A refusal of cause and effect
Innocence, Arcola, LondonGerman and British theatre have a history of unresolved differences, which is regularly resurrected when a German play is produced in this country. The well-known generalising assumption at the basis of these differences is that the British like their playwrights better than they like their directors, whereas the Germans take the opposite view. This traditional appropriation of artistic priorities (changing though it might just be starting to be in the United Kingdom, at least for new plays) still results in a certain critical diffidence, which might at least partly explain why Dea Loher’s work is so seldom produced here (and when it is produced, it tends to happen at the Edinburgh Festival), whereas not only she is considered one of the most important contemporary authors in her own country, but her plays are also often part of the annual calendar of many companies and venues throughout the continent - including in a theatrically conservative country like Italy.
And yet recently the wall between Anglophone audience and experimental European-style theatre might have started to crack: Romeo Castellucci’s Dantean trilogy came to the Barbican last spring (albeit to a conflicting reaction from both critics and audience), the Royal Court staged Tim Crouch’s revolutionary The Author only a few months ago, and as a hopeful beginning of the London offer for 2010, the Arcola is offering us the first UK production of Loher’s 2003 play Innocence, in a translation by David Tushingham, and with the direction of Helena Kaut-Howson.
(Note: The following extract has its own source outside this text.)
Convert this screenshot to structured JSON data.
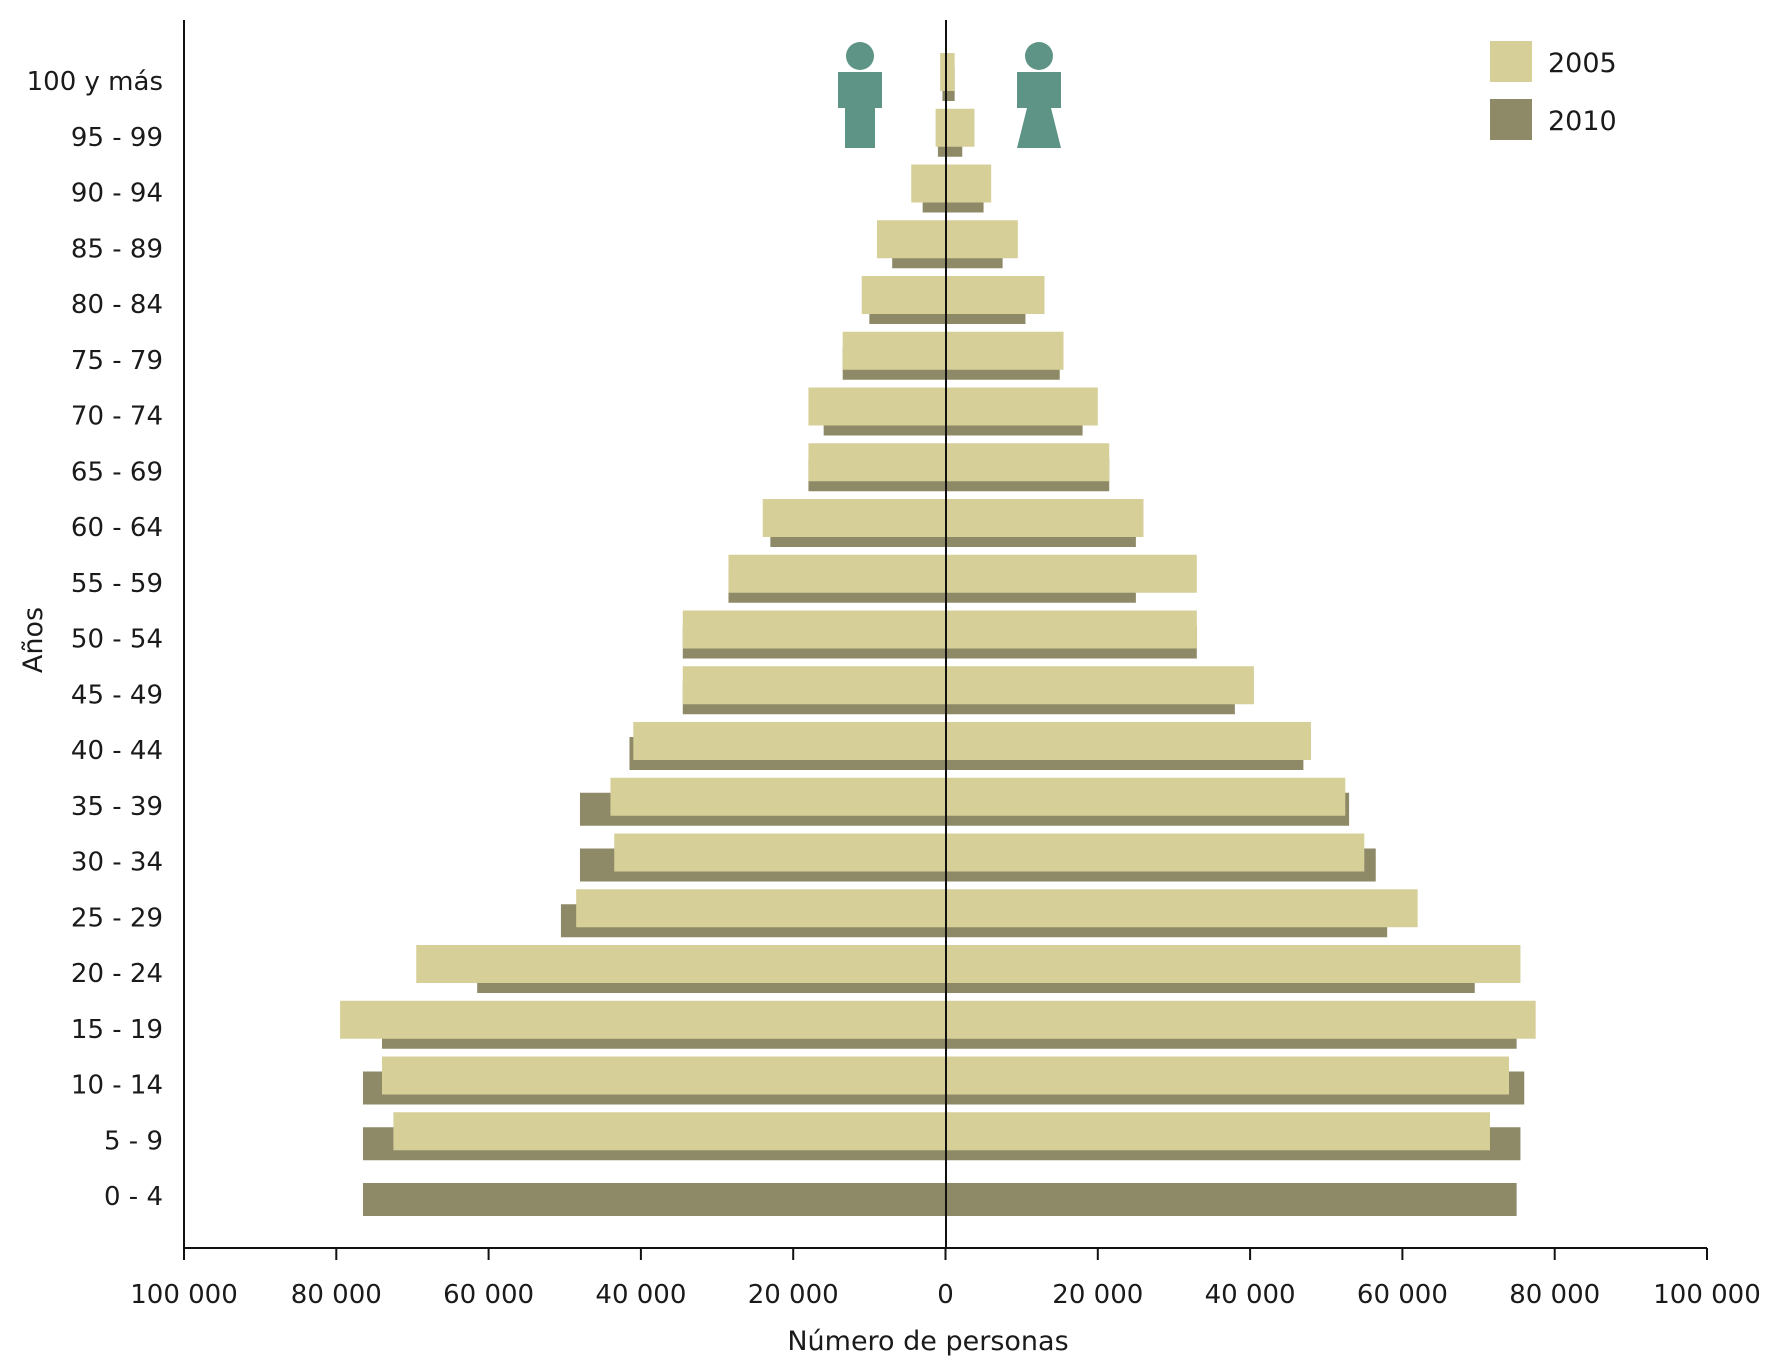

Innocence tells (at least) four different stories, which intertwine with various degrees of proximity. Firstly, there are two young illegal immigrants who watch a woman drowning and do not intervene for fear of being implicated and thrown out of the country; then, there is an old woman who goes around pretending to be the mother of murderers and serial killers, to apologise for her ‘sons’‘ behaviour; thirdly, there is a young frustrated couple, the husband a recently appointed caretaker, the wife suffocating in serene sadness, sharing a small flat with her caustically diabetic mother who dreams of owning a petrol station so she could create a fantastic explosion with ‘just one cigarette’; and finally there is a woman philosopher (in this production perhaps unwittingly, but still decidedly remindful of Germaine Greer), who has become disenchanted with her old ideals and who has just written a book called The World Is Unreliable. In the course of the (long) evening, some of these characters meet, and some don’t. One of the two young illegal workers finds a bag full of money and falls in love with a blind pole-dancer called Absolute, all in the space of a few minutes while waiting for the bus, and these few minutes represent a pivotal union of several destinies, but a lot is also left to chance - a constant reminder of the arbitrariness of narrative conventions.
The world depicted by Loher is dark, unfriendly, and governed by randomness - occasionally even the characters look at each other as if they were not completely sure they should be sharing the same space. But it is also deeply funny, in a grotesque and disquieting way that rounds the corners of the harsh messages below the surface. Loher touches upon a cornucopia of eternal human questions and philosophical concepts, the wide range of which might be the weakest point of her play - from the most obvious two, sex and death, to motherhood and the female connection with water. There are many long monologues - in fact, at least one character talks with no one else but herself - proving that text-based work is not the exclusive to Anglophone theatre, and that experimental is not equal to silent.
Yet for all its recognisable characteristics, the play still defies naturalism, not out of a manifesto, but as a formal complement to its central idea: namely, that there is no such a thing as control or consequentiality, we cannot foresee or even, in fact, influence the future; cause and effect are artificial categories that can only be applied to events retrospectively, as Loher’s philosopher explains in her book. Strangely, Kaut-Howson has decided to soften this refusal of naturalism by ignoring Loher’s indication that the two black illegal immigrants should be played by white actors.
In the Arcola production, energetic performances from some, but not all, of the cast, keep the central, less effective parts of the play from folding upon themselves, with the three older women outshining all the others: Ann Mitchell is almost frightening in her cynicism, hilarious as Frau Zucker dying of diabetes and surrendering increasing portions of her left leg to it; Maggie Steed lends the philosopher a tremulous and booming voice that brings to mind Carmelo Bene’s transformations of characters; and Ellen Sheean, in an old-fashioned smocked dress and a formless green coat, lets us imagine a psychopathic veneer as a fake mother of killers, before revealing all her vulnerable solitude - and, then again, her detachment when she is finally offered a chance to be a mother to someone, because nothing is as you would expect it to be.
As a bunch of final scenes bring together strands of content which during the second part had seemed to be getting lost, Innocence ends on a high note - perhaps not successfully managing to get to any specific place, but making, mostly, for an interesting ride.